For successful planning of TMIs, decision makers require weather forecasts of the impacted airspace between 2 and 8 hours in advance of the event to set the critical parameters of the TMI such as start time, duration and maximum flow reduction.  Weather-only convective forecasts are available to the traffic planner in the strategic time domain such as the Consolidated Storm Prediction for Aviation (CoSPA).   However, these forecasts provide little guidance about aviation impact on the air traffic resources and the precise location, severity, scale, and timing of operationally significant storms and the human response to those storms can be notoriously difficult to predict.   Therefore, the decision maker is left to make critical TMI decisions based on a subjective assessment of potentially conflicting weather forecast information.

The lack of an explicit translation of weather forecasts into resource constraints is a shortfall in the current weather information available to air traffic managers for strategic traffic flow management.  There are several consequences of this shortfall.  First, without an explicit translation there is a lack of an operationally relevant methodology to assess weather forecast resource impact and overall forecast performance.  Each participant (e.g., Air Traffic Control System Command Center (ATCSCC), Air Routes Traffic Control Center (ARTCC) Traffic Manager Unit (TMU) and Airline Operations Center (AOC)) comes into the collaborative strategic planning process with their own set of operational objectives, favorite forecast information, risk tolerance, etc.  This wide and often divergent range of opinions and goals must somehow be melded into a plan of action.  Without shared objective forecasts of weather impacts and estimates of decision risk, there is little common ground on which to base discussions about the best plan of action that addresses the different legitimate concerns of stakeholders.  Second, the utility of convective weather forecasts is directly related to the quality of decisions and NAS performance outcomes that the forecasts can support.  The definition of explicit, validated weather translations provides an objective and operationally relevant measure of truth against which forecasts can be compared.  Without translation-based forecast evaluations, it is difficult to determine how much of an operational shortfall in convective weather mitigation is due to poor weather forecasts and how much is the result of poor interpretation and application of forecast information.
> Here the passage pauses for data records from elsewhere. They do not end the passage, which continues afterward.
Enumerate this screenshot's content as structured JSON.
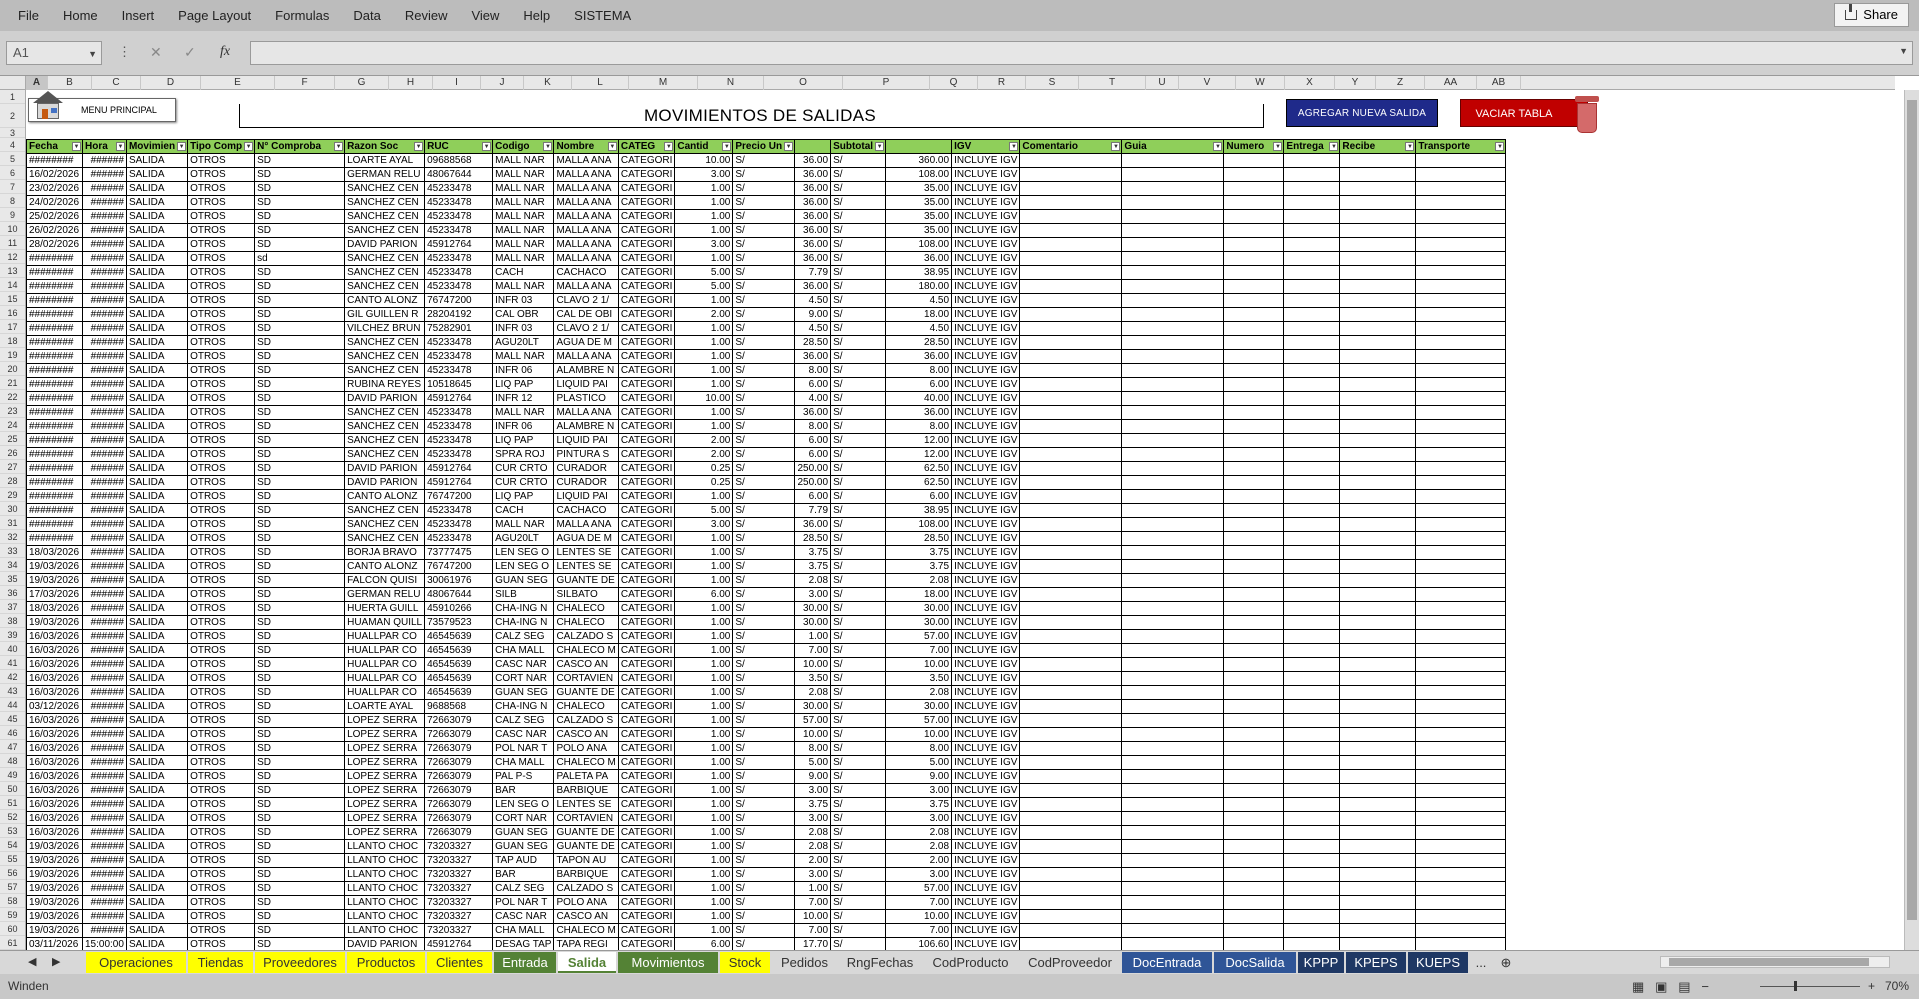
{
  "ribbon": {
    "tabs": [
      "File",
      "Home",
      "Insert",
      "Page Layout",
      "Formulas",
      "Data",
      "Review",
      "View",
      "Help",
      "SISTEMA"
    ],
    "share": "Share"
  },
  "formula_bar": {
    "cell_ref": "A1",
    "fx": "fx",
    "cancel": "✕",
    "confirm": "✓",
    "value": ""
  },
  "columns": [
    "A",
    "B",
    "C",
    "D",
    "E",
    "F",
    "G",
    "H",
    "I",
    "J",
    "K",
    "L",
    "M",
    "N",
    "O",
    "P",
    "Q",
    "R",
    "S",
    "T",
    "U",
    "V",
    "W",
    "X",
    "Y",
    "Z",
    "AA",
    "AB"
  ],
  "buttons": {
    "menu": "MENU PRINCIPAL",
    "add": "AGREGAR NUEVA SALIDA",
    "clear": "VACIAR TABLA"
  },
  "title": "MOVIMIENTOS DE SALIDAS",
  "headers": [
    "Fecha",
    "Hora",
    "Movimien",
    "Tipo Comp",
    "N° Comproba",
    "Razon Soc",
    "RUC",
    "Codigo",
    "Nombre",
    "CATEG",
    "Cantid",
    "Precio Un",
    "",
    "Subtotal",
    "",
    "IGV",
    "Comentario",
    "Guia",
    "Numero",
    "Entrega",
    "Recibe",
    "Transporte"
  ],
  "rows": [
    [
      "########",
      "######",
      "SALIDA",
      "OTROS",
      "SD",
      "LOARTE AYAL",
      "09688568",
      "MALL NAR",
      "MALLA ANA",
      "CATEGORI",
      "10.00",
      "S/",
      "36.00",
      "S/",
      "360.00",
      "INCLUYE IGV"
    ],
    [
      "16/02/2026",
      "######",
      "SALIDA",
      "OTROS",
      "SD",
      "GERMAN RELU",
      "48067644",
      "MALL NAR",
      "MALLA ANA",
      "CATEGORI",
      "3.00",
      "S/",
      "36.00",
      "S/",
      "108.00",
      "INCLUYE IGV"
    ],
    [
      "23/02/2026",
      "######",
      "SALIDA",
      "OTROS",
      "SD",
      "SANCHEZ CEN",
      "45233478",
      "MALL NAR",
      "MALLA ANA",
      "CATEGORI",
      "1.00",
      "S/",
      "36.00",
      "S/",
      "35.00",
      "INCLUYE IGV"
    ],
    [
      "24/02/2026",
      "######",
      "SALIDA",
      "OTROS",
      "SD",
      "SANCHEZ CEN",
      "45233478",
      "MALL NAR",
      "MALLA ANA",
      "CATEGORI",
      "1.00",
      "S/",
      "36.00",
      "S/",
      "35.00",
      "INCLUYE IGV"
    ],
    [
      "25/02/2026",
      "######",
      "SALIDA",
      "OTROS",
      "SD",
      "SANCHEZ CEN",
      "45233478",
      "MALL NAR",
      "MALLA ANA",
      "CATEGORI",
      "1.00",
      "S/",
      "36.00",
      "S/",
      "35.00",
      "INCLUYE IGV"
    ],
    [
      "26/02/2026",
      "######",
      "SALIDA",
      "OTROS",
      "SD",
      "SANCHEZ CEN",
      "45233478",
      "MALL NAR",
      "MALLA ANA",
      "CATEGORI",
      "1.00",
      "S/",
      "36.00",
      "S/",
      "35.00",
      "INCLUYE IGV"
    ],
    [
      "28/02/2026",
      "######",
      "SALIDA",
      "OTROS",
      "SD",
      "DAVID PARION",
      "45912764",
      "MALL NAR",
      "MALLA ANA",
      "CATEGORI",
      "3.00",
      "S/",
      "36.00",
      "S/",
      "108.00",
      "INCLUYE IGV"
    ],
    [
      "########",
      "######",
      "SALIDA",
      "OTROS",
      "sd",
      "SANCHEZ CEN",
      "45233478",
      "MALL NAR",
      "MALLA ANA",
      "CATEGORI",
      "1.00",
      "S/",
      "36.00",
      "S/",
      "36.00",
      "INCLUYE IGV"
    ],
    [
      "########",
      "######",
      "SALIDA",
      "OTROS",
      "SD",
      "SANCHEZ CEN",
      "45233478",
      "CACH",
      "CACHACO",
      "CATEGORI",
      "5.00",
      "S/",
      "7.79",
      "S/",
      "38.95",
      "INCLUYE IGV"
    ],
    [
      "########",
      "######",
      "SALIDA",
      "OTROS",
      "SD",
      "SANCHEZ CEN",
      "45233478",
      "MALL NAR",
      "MALLA ANA",
      "CATEGORI",
      "5.00",
      "S/",
      "36.00",
      "S/",
      "180.00",
      "INCLUYE IGV"
    ],
    [
      "########",
      "######",
      "SALIDA",
      "OTROS",
      "SD",
      "CANTO ALONZ",
      "76747200",
      "INFR 03",
      "CLAVO 2 1/",
      "CATEGORI",
      "1.00",
      "S/",
      "4.50",
      "S/",
      "4.50",
      "INCLUYE IGV"
    ],
    [
      "########",
      "######",
      "SALIDA",
      "OTROS",
      "SD",
      "GIL GUILLEN R",
      "28204192",
      "CAL OBR",
      "CAL DE OBI",
      "CATEGORI",
      "2.00",
      "S/",
      "9.00",
      "S/",
      "18.00",
      "INCLUYE IGV"
    ],
    [
      "########",
      "######",
      "SALIDA",
      "OTROS",
      "SD",
      "VILCHEZ BRUN",
      "75282901",
      "INFR 03",
      "CLAVO 2 1/",
      "CATEGORI",
      "1.00",
      "S/",
      "4.50",
      "S/",
      "4.50",
      "INCLUYE IGV"
    ],
    [
      "########",
      "######",
      "SALIDA",
      "OTROS",
      "SD",
      "SANCHEZ CEN",
      "45233478",
      "AGU20LT",
      "AGUA DE M",
      "CATEGORI",
      "1.00",
      "S/",
      "28.50",
      "S/",
      "28.50",
      "INCLUYE IGV"
    ],
    [
      "########",
      "######",
      "SALIDA",
      "OTROS",
      "SD",
      "SANCHEZ CEN",
      "45233478",
      "MALL NAR",
      "MALLA ANA",
      "CATEGORI",
      "1.00",
      "S/",
      "36.00",
      "S/",
      "36.00",
      "INCLUYE IGV"
    ],
    [
      "########",
      "######",
      "SALIDA",
      "OTROS",
      "SD",
      "SANCHEZ CEN",
      "45233478",
      "INFR 06",
      "ALAMBRE N",
      "CATEGORI",
      "1.00",
      "S/",
      "8.00",
      "S/",
      "8.00",
      "INCLUYE IGV"
    ],
    [
      "########",
      "######",
      "SALIDA",
      "OTROS",
      "SD",
      "RUBINA REYES",
      "10518645",
      "LIQ PAP",
      "LIQUID PAI",
      "CATEGORI",
      "1.00",
      "S/",
      "6.00",
      "S/",
      "6.00",
      "INCLUYE IGV"
    ],
    [
      "########",
      "######",
      "SALIDA",
      "OTROS",
      "SD",
      "DAVID PARION",
      "45912764",
      "INFR 12",
      "PLASTICO",
      "CATEGORI",
      "10.00",
      "S/",
      "4.00",
      "S/",
      "40.00",
      "INCLUYE IGV"
    ],
    [
      "########",
      "######",
      "SALIDA",
      "OTROS",
      "SD",
      "SANCHEZ CEN",
      "45233478",
      "MALL NAR",
      "MALLA ANA",
      "CATEGORI",
      "1.00",
      "S/",
      "36.00",
      "S/",
      "36.00",
      "INCLUYE IGV"
    ],
    [
      "########",
      "######",
      "SALIDA",
      "OTROS",
      "SD",
      "SANCHEZ CEN",
      "45233478",
      "INFR 06",
      "ALAMBRE N",
      "CATEGORI",
      "1.00",
      "S/",
      "8.00",
      "S/",
      "8.00",
      "INCLUYE IGV"
    ],
    [
      "########",
      "######",
      "SALIDA",
      "OTROS",
      "SD",
      "SANCHEZ CEN",
      "45233478",
      "LIQ PAP",
      "LIQUID PAI",
      "CATEGORI",
      "2.00",
      "S/",
      "6.00",
      "S/",
      "12.00",
      "INCLUYE IGV"
    ],
    [
      "########",
      "######",
      "SALIDA",
      "OTROS",
      "SD",
      "SANCHEZ CEN",
      "45233478",
      "SPRA ROJ",
      "PINTURA S",
      "CATEGORI",
      "2.00",
      "S/",
      "6.00",
      "S/",
      "12.00",
      "INCLUYE IGV"
    ],
    [
      "########",
      "######",
      "SALIDA",
      "OTROS",
      "SD",
      "DAVID PARION",
      "45912764",
      "CUR CRTO",
      "CURADOR",
      "CATEGORI",
      "0.25",
      "S/",
      "250.00",
      "S/",
      "62.50",
      "INCLUYE IGV"
    ],
    [
      "########",
      "######",
      "SALIDA",
      "OTROS",
      "SD",
      "DAVID PARION",
      "45912764",
      "CUR CRTO",
      "CURADOR",
      "CATEGORI",
      "0.25",
      "S/",
      "250.00",
      "S/",
      "62.50",
      "INCLUYE IGV"
    ],
    [
      "########",
      "######",
      "SALIDA",
      "OTROS",
      "SD",
      "CANTO ALONZ",
      "76747200",
      "LIQ PAP",
      "LIQUID PAI",
      "CATEGORI",
      "1.00",
      "S/",
      "6.00",
      "S/",
      "6.00",
      "INCLUYE IGV"
    ],
    [
      "########",
      "######",
      "SALIDA",
      "OTROS",
      "SD",
      "SANCHEZ CEN",
      "45233478",
      "CACH",
      "CACHACO",
      "CATEGORI",
      "5.00",
      "S/",
      "7.79",
      "S/",
      "38.95",
      "INCLUYE IGV"
    ],
    [
      "########",
      "######",
      "SALIDA",
      "OTROS",
      "SD",
      "SANCHEZ CEN",
      "45233478",
      "MALL NAR",
      "MALLA ANA",
      "CATEGORI",
      "3.00",
      "S/",
      "36.00",
      "S/",
      "108.00",
      "INCLUYE IGV"
    ],
    [
      "########",
      "######",
      "SALIDA",
      "OTROS",
      "SD",
      "SANCHEZ CEN",
      "45233478",
      "AGU20LT",
      "AGUA DE M",
      "CATEGORI",
      "1.00",
      "S/",
      "28.50",
      "S/",
      "28.50",
      "INCLUYE IGV"
    ],
    [
      "18/03/2026",
      "######",
      "SALIDA",
      "OTROS",
      "SD",
      "BORJA BRAVO",
      "73777475",
      "LEN SEG O",
      "LENTES SE",
      "CATEGORI",
      "1.00",
      "S/",
      "3.75",
      "S/",
      "3.75",
      "INCLUYE IGV"
    ],
    [
      "19/03/2026",
      "######",
      "SALIDA",
      "OTROS",
      "SD",
      "CANTO ALONZ",
      "76747200",
      "LEN SEG O",
      "LENTES SE",
      "CATEGORI",
      "1.00",
      "S/",
      "3.75",
      "S/",
      "3.75",
      "INCLUYE IGV"
    ],
    [
      "19/03/2026",
      "######",
      "SALIDA",
      "OTROS",
      "SD",
      "FALCON QUISI",
      "30061976",
      "GUAN SEG",
      "GUANTE DE",
      "CATEGORI",
      "1.00",
      "S/",
      "2.08",
      "S/",
      "2.08",
      "INCLUYE IGV"
    ],
    [
      "17/03/2026",
      "######",
      "SALIDA",
      "OTROS",
      "SD",
      "GERMAN RELU",
      "48067644",
      "SILB",
      "SILBATO",
      "CATEGORI",
      "6.00",
      "S/",
      "3.00",
      "S/",
      "18.00",
      "INCLUYE IGV"
    ],
    [
      "18/03/2026",
      "######",
      "SALIDA",
      "OTROS",
      "SD",
      "HUERTA GUILL",
      "45910266",
      "CHA-ING N",
      "CHALECO",
      "CATEGORI",
      "1.00",
      "S/",
      "30.00",
      "S/",
      "30.00",
      "INCLUYE IGV"
    ],
    [
      "19/03/2026",
      "######",
      "SALIDA",
      "OTROS",
      "SD",
      "HUAMAN QUILL",
      "73579523",
      "CHA-ING N",
      "CHALECO",
      "CATEGORI",
      "1.00",
      "S/",
      "30.00",
      "S/",
      "30.00",
      "INCLUYE IGV"
    ],
    [
      "16/03/2026",
      "######",
      "SALIDA",
      "OTROS",
      "SD",
      "HUALLPAR CO",
      "46545639",
      "CALZ SEG",
      "CALZADO S",
      "CATEGORI",
      "1.00",
      "S/",
      "1.00",
      "S/",
      "57.00",
      "INCLUYE IGV"
    ],
    [
      "16/03/2026",
      "######",
      "SALIDA",
      "OTROS",
      "SD",
      "HUALLPAR CO",
      "46545639",
      "CHA MALL",
      "CHALECO M",
      "CATEGORI",
      "1.00",
      "S/",
      "7.00",
      "S/",
      "7.00",
      "INCLUYE IGV"
    ],
    [
      "16/03/2026",
      "######",
      "SALIDA",
      "OTROS",
      "SD",
      "HUALLPAR CO",
      "46545639",
      "CASC NAR",
      "CASCO AN",
      "CATEGORI",
      "1.00",
      "S/",
      "10.00",
      "S/",
      "10.00",
      "INCLUYE IGV"
    ],
    [
      "16/03/2026",
      "######",
      "SALIDA",
      "OTROS",
      "SD",
      "HUALLPAR CO",
      "46545639",
      "CORT NAR",
      "CORTAVIEN",
      "CATEGORI",
      "1.00",
      "S/",
      "3.50",
      "S/",
      "3.50",
      "INCLUYE IGV"
    ],
    [
      "16/03/2026",
      "######",
      "SALIDA",
      "OTROS",
      "SD",
      "HUALLPAR CO",
      "46545639",
      "GUAN SEG",
      "GUANTE DE",
      "CATEGORI",
      "1.00",
      "S/",
      "2.08",
      "S/",
      "2.08",
      "INCLUYE IGV"
    ],
    [
      "03/12/2026",
      "######",
      "SALIDA",
      "OTROS",
      "SD",
      "LOARTE AYAL",
      "9688568",
      "CHA-ING N",
      "CHALECO",
      "CATEGORI",
      "1.00",
      "S/",
      "30.00",
      "S/",
      "30.00",
      "INCLUYE IGV"
    ],
    [
      "16/03/2026",
      "######",
      "SALIDA",
      "OTROS",
      "SD",
      "LOPEZ SERRA",
      "72663079",
      "CALZ SEG",
      "CALZADO S",
      "CATEGORI",
      "1.00",
      "S/",
      "57.00",
      "S/",
      "57.00",
      "INCLUYE IGV"
    ],
    [
      "16/03/2026",
      "######",
      "SALIDA",
      "OTROS",
      "SD",
      "LOPEZ SERRA",
      "72663079",
      "CASC NAR",
      "CASCO AN",
      "CATEGORI",
      "1.00",
      "S/",
      "10.00",
      "S/",
      "10.00",
      "INCLUYE IGV"
    ],
    [
      "16/03/2026",
      "######",
      "SALIDA",
      "OTROS",
      "SD",
      "LOPEZ SERRA",
      "72663079",
      "POL NAR T",
      "POLO ANA",
      "CATEGORI",
      "1.00",
      "S/",
      "8.00",
      "S/",
      "8.00",
      "INCLUYE IGV"
    ],
    [
      "16/03/2026",
      "######",
      "SALIDA",
      "OTROS",
      "SD",
      "LOPEZ SERRA",
      "72663079",
      "CHA MALL",
      "CHALECO M",
      "CATEGORI",
      "1.00",
      "S/",
      "5.00",
      "S/",
      "5.00",
      "INCLUYE IGV"
    ],
    [
      "16/03/2026",
      "######",
      "SALIDA",
      "OTROS",
      "SD",
      "LOPEZ SERRA",
      "72663079",
      "PAL P-S",
      "PALETA PA",
      "CATEGORI",
      "1.00",
      "S/",
      "9.00",
      "S/",
      "9.00",
      "INCLUYE IGV"
    ],
    [
      "16/03/2026",
      "######",
      "SALIDA",
      "OTROS",
      "SD",
      "LOPEZ SERRA",
      "72663079",
      "BAR",
      "BARBIQUE",
      "CATEGORI",
      "1.00",
      "S/",
      "3.00",
      "S/",
      "3.00",
      "INCLUYE IGV"
    ],
    [
      "16/03/2026",
      "######",
      "SALIDA",
      "OTROS",
      "SD",
      "LOPEZ SERRA",
      "72663079",
      "LEN SEG O",
      "LENTES SE",
      "CATEGORI",
      "1.00",
      "S/",
      "3.75",
      "S/",
      "3.75",
      "INCLUYE IGV"
    ],
    [
      "16/03/2026",
      "######",
      "SALIDA",
      "OTROS",
      "SD",
      "LOPEZ SERRA",
      "72663079",
      "CORT NAR",
      "CORTAVIEN",
      "CATEGORI",
      "1.00",
      "S/",
      "3.00",
      "S/",
      "3.00",
      "INCLUYE IGV"
    ],
    [
      "16/03/2026",
      "######",
      "SALIDA",
      "OTROS",
      "SD",
      "LOPEZ SERRA",
      "72663079",
      "GUAN SEG",
      "GUANTE DE",
      "CATEGORI",
      "1.00",
      "S/",
      "2.08",
      "S/",
      "2.08",
      "INCLUYE IGV"
    ],
    [
      "19/03/2026",
      "######",
      "SALIDA",
      "OTROS",
      "SD",
      "LLANTO CHOC",
      "73203327",
      "GUAN SEG",
      "GUANTE DE",
      "CATEGORI",
      "1.00",
      "S/",
      "2.08",
      "S/",
      "2.08",
      "INCLUYE IGV"
    ],
    [
      "19/03/2026",
      "######",
      "SALIDA",
      "OTROS",
      "SD",
      "LLANTO CHOC",
      "73203327",
      "TAP AUD",
      "TAPON AU",
      "CATEGORI",
      "1.00",
      "S/",
      "2.00",
      "S/",
      "2.00",
      "INCLUYE IGV"
    ],
    [
      "19/03/2026",
      "######",
      "SALIDA",
      "OTROS",
      "SD",
      "LLANTO CHOC",
      "73203327",
      "BAR",
      "BARBIQUE",
      "CATEGORI",
      "1.00",
      "S/",
      "3.00",
      "S/",
      "3.00",
      "INCLUYE IGV"
    ],
    [
      "19/03/2026",
      "######",
      "SALIDA",
      "OTROS",
      "SD",
      "LLANTO CHOC",
      "73203327",
      "CALZ SEG",
      "CALZADO S",
      "CATEGORI",
      "1.00",
      "S/",
      "1.00",
      "S/",
      "57.00",
      "INCLUYE IGV"
    ],
    [
      "19/03/2026",
      "######",
      "SALIDA",
      "OTROS",
      "SD",
      "LLANTO CHOC",
      "73203327",
      "POL NAR T",
      "POLO ANA",
      "CATEGORI",
      "1.00",
      "S/",
      "7.00",
      "S/",
      "7.00",
      "INCLUYE IGV"
    ],
    [
      "19/03/2026",
      "######",
      "SALIDA",
      "OTROS",
      "SD",
      "LLANTO CHOC",
      "73203327",
      "CASC NAR",
      "CASCO AN",
      "CATEGORI",
      "1.00",
      "S/",
      "10.00",
      "S/",
      "10.00",
      "INCLUYE IGV"
    ],
    [
      "19/03/2026",
      "######",
      "SALIDA",
      "OTROS",
      "SD",
      "LLANTO CHOC",
      "73203327",
      "CHA MALL",
      "CHALECO M",
      "CATEGORI",
      "1.00",
      "S/",
      "7.00",
      "S/",
      "7.00",
      "INCLUYE IGV"
    ],
    [
      "03/11/2026",
      "15:00:00",
      "SALIDA",
      "OTROS",
      "SD",
      "DAVID PARION",
      "45912764",
      "DESAG TAP",
      "TAPA REGI",
      "CATEGORI",
      "6.00",
      "S/",
      "17.70",
      "S/",
      "106.60",
      "INCLUYE IGV"
    ]
  ],
  "sheet_tabs": [
    {
      "name": "Operaciones",
      "style": "yellow"
    },
    {
      "name": "Tiendas",
      "style": "yellow"
    },
    {
      "name": "Proveedores",
      "style": "yellow"
    },
    {
      "name": "Productos",
      "style": "yellow"
    },
    {
      "name": "Clientes",
      "style": "yellow"
    },
    {
      "name": "Entrada",
      "style": "green"
    },
    {
      "name": "Salida",
      "style": "active"
    },
    {
      "name": "Movimientos",
      "style": "green"
    },
    {
      "name": "Stock",
      "style": "yellow"
    },
    {
      "name": "Pedidos",
      "style": "plain"
    },
    {
      "name": "RngFechas",
      "style": "plain"
    },
    {
      "name": "CodProducto",
      "style": "plain"
    },
    {
      "name": "CodProveedor",
      "style": "plain"
    },
    {
      "name": "DocEntrada",
      "style": "blue"
    },
    {
      "name": "DocSalida",
      "style": "blue"
    },
    {
      "name": "KPPP",
      "style": "navy"
    },
    {
      "name": "KPEPS",
      "style": "navy"
    },
    {
      "name": "KUEPS",
      "style": "navy"
    }
  ],
  "sheet_more": "...",
  "status": {
    "left": "Winden",
    "zoom": "70%"
  },
  "colors": {
    "header_green": "#8fcf5a",
    "add_button": "#1f2a8a",
    "clear_button": "#c00000",
    "ribbon": "#bcbcbc"
  }
}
This paper will present ongoing research of the Strategic TRACON Capacity Forecast (STCF) which will provide the TFM planner with a forecast of estimated capacity of arrival, departure, and transition traffic flows in the TRACON and near enroute airspace for major metroplexes.  The concept closely follows the Traffic Flow Impact (TFI) concept developed for enroute airspace and presented last year at the Fifth Aviation, Range and Aerospace Meteorology Special Symposium in New Orleans [1].

The STCF requires adaptation to address operational and mitigation strategies in the TRACON airspace, including:                                                                                  

  1. Corner post impacts for TRACONs like Chicago or Atlanta, where there is considerable flexibility in the use of airspace,
  2. Arrival / departure corridor impacts for highly structured TRACONs like NY and Philadelphia, where complex airspace may demand higher precision forecasts of airspace impacts on smaller spatial scales,
  3. On-airport impacts that may result in degradation of all arrival and departure capacity, and
  4. Mitigation strategies to account for the forecast uncertainty that arises in long horizon forecasts of impacts on a limited spatial scale of a TRACON corner post.

The STCF will address a similar set of TMI planning decisions as those addressed by TFI.  The integration of forecasts of TRACON impacts with enroute impact forecasts from the TFI forecast will ensure that there will be sufficient TRACON capacity to accommodate arrival demand that successfully negotiates enroute impacts.  The STCF will help planners maintain a sustainable balance between arrival and departure demand and avoid excessive departure delays or gridlock due to over-delivery of arrivals into impacted TRACON airspace.

Ref. 1: M. Matthews, J. Venuti and R DeLaura, “Translating Convective Weather Forecasts into Strategic Traffic Management Decision Aids”, 5th Aviation, Range and Aerospace Meteorology Special Symposium, New Orleans, LA, January 2016.